Uma passagem do historiador romano Suetónio refere uma circunstância em que Nero se comprometeu a celebrar uma vitória com “um espectáculo de órgão hidráulico, flauta, e gaita-de-foles”, um passo que Morais considera especialmente significativo, já que demonstra que os dois instrumentos representados na lucerna bracarense eram tocados em uníssono, o que à partida não seria óbvio, dadas as características mais populares da gaita. Já o órgão hidráulico, geralmente utilizado em anfiteatros, era um instrumento de tubos de grandes dimensões, que funcionava com água e era movido a pedais.

A identificação do desenho da lucerna é literalmente mérito de ambos os investigadores, já que Rui Morais reconheceu o órgão hidráulico (chegou a pensar-se que seria um tear) e Maria José Sousa percebeu que estava a ver uma gaita-de-foles, com o seu odre, o seu tubo melódico, e ainda um segundo tubo, dito “insuflador” ou “ronca”. O conjunto, nota Morais, pretende dar uma sugestão erótica, com “a figura feminina a olhar para trás, para a figura masculina que a persegue”.

O arqueólogo reconhece que a representação “é fruste”, como seria de esperar de uma lucerna de produção local (ostenta na base a marca do respectivo oleiro), mas ainda assim suficientemente nítida para que a identificação dos dois instrumentos possa ser convincentemente sustentada.

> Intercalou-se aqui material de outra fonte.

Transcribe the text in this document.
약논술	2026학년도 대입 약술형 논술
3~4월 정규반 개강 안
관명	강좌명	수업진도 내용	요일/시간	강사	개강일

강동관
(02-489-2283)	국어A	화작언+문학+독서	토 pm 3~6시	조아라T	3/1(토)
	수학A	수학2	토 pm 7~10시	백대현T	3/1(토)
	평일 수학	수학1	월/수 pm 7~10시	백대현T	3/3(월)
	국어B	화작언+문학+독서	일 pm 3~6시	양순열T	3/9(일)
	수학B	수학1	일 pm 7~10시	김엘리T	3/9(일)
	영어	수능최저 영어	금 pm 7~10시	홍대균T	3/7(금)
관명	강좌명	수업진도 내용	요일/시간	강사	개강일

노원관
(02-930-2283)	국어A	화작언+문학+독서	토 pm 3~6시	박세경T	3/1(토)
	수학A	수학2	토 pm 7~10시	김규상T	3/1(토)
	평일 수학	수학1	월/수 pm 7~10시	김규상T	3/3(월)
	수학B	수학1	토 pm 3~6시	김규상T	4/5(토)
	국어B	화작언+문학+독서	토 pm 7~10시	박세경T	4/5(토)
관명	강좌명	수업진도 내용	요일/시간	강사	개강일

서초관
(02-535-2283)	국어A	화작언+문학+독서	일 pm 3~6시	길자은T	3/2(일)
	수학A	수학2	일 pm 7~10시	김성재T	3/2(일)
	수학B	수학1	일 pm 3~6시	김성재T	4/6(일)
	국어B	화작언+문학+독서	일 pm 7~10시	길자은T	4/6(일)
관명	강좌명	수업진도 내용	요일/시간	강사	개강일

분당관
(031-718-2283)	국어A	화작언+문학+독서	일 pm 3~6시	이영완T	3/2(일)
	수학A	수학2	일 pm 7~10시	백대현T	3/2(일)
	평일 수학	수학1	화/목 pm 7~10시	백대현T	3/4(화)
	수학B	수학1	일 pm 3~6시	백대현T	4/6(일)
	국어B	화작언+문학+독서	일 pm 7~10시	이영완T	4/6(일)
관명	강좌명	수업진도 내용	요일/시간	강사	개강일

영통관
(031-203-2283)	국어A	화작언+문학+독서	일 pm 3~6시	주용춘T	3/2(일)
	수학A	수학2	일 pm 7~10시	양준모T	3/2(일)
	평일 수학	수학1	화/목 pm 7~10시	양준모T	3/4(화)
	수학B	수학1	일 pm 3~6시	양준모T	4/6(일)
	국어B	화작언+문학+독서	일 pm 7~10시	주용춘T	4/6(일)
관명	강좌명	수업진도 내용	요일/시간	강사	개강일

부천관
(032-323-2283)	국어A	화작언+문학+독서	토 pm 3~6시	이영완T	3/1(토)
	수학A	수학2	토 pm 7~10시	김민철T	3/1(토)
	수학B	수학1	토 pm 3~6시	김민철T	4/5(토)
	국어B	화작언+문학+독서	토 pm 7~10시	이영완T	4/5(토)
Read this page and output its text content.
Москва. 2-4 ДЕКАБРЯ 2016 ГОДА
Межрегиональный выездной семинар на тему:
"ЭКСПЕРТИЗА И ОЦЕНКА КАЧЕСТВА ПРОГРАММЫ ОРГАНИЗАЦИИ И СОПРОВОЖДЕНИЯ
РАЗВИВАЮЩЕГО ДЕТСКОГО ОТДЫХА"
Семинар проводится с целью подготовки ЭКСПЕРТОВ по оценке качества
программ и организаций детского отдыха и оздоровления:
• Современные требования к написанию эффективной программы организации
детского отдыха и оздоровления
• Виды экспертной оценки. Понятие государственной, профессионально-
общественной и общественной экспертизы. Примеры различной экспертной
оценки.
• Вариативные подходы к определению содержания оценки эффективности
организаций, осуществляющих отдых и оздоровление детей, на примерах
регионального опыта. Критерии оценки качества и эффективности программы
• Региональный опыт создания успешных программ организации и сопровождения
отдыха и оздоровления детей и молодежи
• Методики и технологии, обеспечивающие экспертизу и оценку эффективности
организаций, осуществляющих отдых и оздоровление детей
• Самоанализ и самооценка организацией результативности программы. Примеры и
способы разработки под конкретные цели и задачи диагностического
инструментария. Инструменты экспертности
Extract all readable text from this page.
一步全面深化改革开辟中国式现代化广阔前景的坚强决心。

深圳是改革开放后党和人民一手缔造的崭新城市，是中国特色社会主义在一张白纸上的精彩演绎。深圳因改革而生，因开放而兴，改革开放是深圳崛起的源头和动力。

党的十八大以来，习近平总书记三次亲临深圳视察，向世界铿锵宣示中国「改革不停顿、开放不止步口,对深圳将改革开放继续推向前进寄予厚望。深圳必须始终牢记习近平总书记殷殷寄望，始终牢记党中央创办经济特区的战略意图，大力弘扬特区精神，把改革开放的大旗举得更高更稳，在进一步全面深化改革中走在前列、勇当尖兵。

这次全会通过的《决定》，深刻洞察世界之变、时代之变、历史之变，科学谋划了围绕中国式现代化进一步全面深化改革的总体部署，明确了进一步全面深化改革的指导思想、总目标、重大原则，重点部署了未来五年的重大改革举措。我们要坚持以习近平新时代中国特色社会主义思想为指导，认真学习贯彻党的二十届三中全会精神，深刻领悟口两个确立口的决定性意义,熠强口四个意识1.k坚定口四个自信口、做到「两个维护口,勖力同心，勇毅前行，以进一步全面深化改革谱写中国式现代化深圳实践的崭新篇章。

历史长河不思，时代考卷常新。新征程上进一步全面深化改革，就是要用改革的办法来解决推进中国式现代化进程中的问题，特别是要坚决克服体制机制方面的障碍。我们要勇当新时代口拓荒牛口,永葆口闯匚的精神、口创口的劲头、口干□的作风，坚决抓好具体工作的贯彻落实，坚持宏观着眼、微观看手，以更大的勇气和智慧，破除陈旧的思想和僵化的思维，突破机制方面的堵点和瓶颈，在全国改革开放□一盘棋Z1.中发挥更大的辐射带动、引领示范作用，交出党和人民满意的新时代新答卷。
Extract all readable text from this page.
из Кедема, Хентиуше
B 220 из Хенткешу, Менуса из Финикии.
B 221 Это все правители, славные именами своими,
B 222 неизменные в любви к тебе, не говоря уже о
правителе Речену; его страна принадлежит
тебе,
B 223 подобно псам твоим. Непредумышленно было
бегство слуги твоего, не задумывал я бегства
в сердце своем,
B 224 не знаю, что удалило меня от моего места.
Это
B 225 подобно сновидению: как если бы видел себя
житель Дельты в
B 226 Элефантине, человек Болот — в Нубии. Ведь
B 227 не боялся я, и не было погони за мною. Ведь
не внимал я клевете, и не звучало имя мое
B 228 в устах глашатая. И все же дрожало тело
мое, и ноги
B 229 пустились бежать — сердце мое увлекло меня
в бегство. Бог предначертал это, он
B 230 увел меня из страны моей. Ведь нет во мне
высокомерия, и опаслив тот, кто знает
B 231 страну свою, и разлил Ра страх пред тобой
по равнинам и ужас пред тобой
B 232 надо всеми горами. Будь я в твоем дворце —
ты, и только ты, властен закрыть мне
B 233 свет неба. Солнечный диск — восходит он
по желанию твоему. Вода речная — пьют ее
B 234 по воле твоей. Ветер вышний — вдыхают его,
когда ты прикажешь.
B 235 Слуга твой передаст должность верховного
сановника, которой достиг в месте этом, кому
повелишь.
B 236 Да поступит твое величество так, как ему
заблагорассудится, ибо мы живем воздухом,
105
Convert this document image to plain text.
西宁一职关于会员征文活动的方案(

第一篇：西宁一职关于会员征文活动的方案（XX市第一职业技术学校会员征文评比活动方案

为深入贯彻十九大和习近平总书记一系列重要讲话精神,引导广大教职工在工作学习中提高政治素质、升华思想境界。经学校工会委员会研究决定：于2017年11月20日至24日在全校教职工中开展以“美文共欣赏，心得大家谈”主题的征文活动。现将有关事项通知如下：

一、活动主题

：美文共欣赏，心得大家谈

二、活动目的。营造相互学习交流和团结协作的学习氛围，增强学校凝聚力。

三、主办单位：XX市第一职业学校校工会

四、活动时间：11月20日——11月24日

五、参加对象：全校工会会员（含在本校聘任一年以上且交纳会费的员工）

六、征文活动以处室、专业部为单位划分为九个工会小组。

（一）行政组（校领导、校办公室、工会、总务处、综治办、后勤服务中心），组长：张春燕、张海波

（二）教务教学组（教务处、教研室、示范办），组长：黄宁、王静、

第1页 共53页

Desde que fizeram este achado, os dois investigadores têm vindo a procurar outras lucernas romanas com motivos semelhantes na bibliografia da especialidade. E já encontraram cinco, todas de modelo idêntico e com um desenho semelhante ao que ornamenta a de Braga. Duas apareceram em Sevilha, uma em Cádis, e há ainda duas outras referenciadas no Catálogo do Gabinete de Numismática e Antiguidades da Biblioteca Nacional (BN), organizado por Jorge de Alarcão e Manuela Delgado em 1969. Ao descrever o desenho, o catálogo da BN refere apenas uma “figura com os braços estendidos para um objecto de difícil interpretação”. Ou seja, nota Morais, não só não foi então identificado o órgão hidráulico, como se ignorou a figura masculina.

O facto de os desenhos destas seis lucernas serem virtualmente idênticos sugere que teriam como base uma ilustração que terá circulado nesta região peninsular durante o período romano. O que, nota Maria José Sousa, também indica que a cena representada seria reconhecível na época.

Não menos interessante é a circunstância de não ter aparecido nenhuma representação romana da gaita-de-foles noutras regiões. O que não demonstra que o instrumento tenha ido do ocidente peninsular para a Irlanda e a Grã-Bretanha, mas só o facto de o poder indiciar já é delicado.

Basta pensar, lembra Rui Morais, que se conhecem vários casos de fabrico, em Inglaterra, de contrafacções aparentemente destinadas a oferecer à tradição local da gaita-de-foles uma antiguidade prestigiante. Uma das mais célebres é uma estatueta em bronze de um soldado romano a tocar uma gaita-de-foles, descoberta em Richborough (Kent), que se verificou datar, afinal, do século XVII.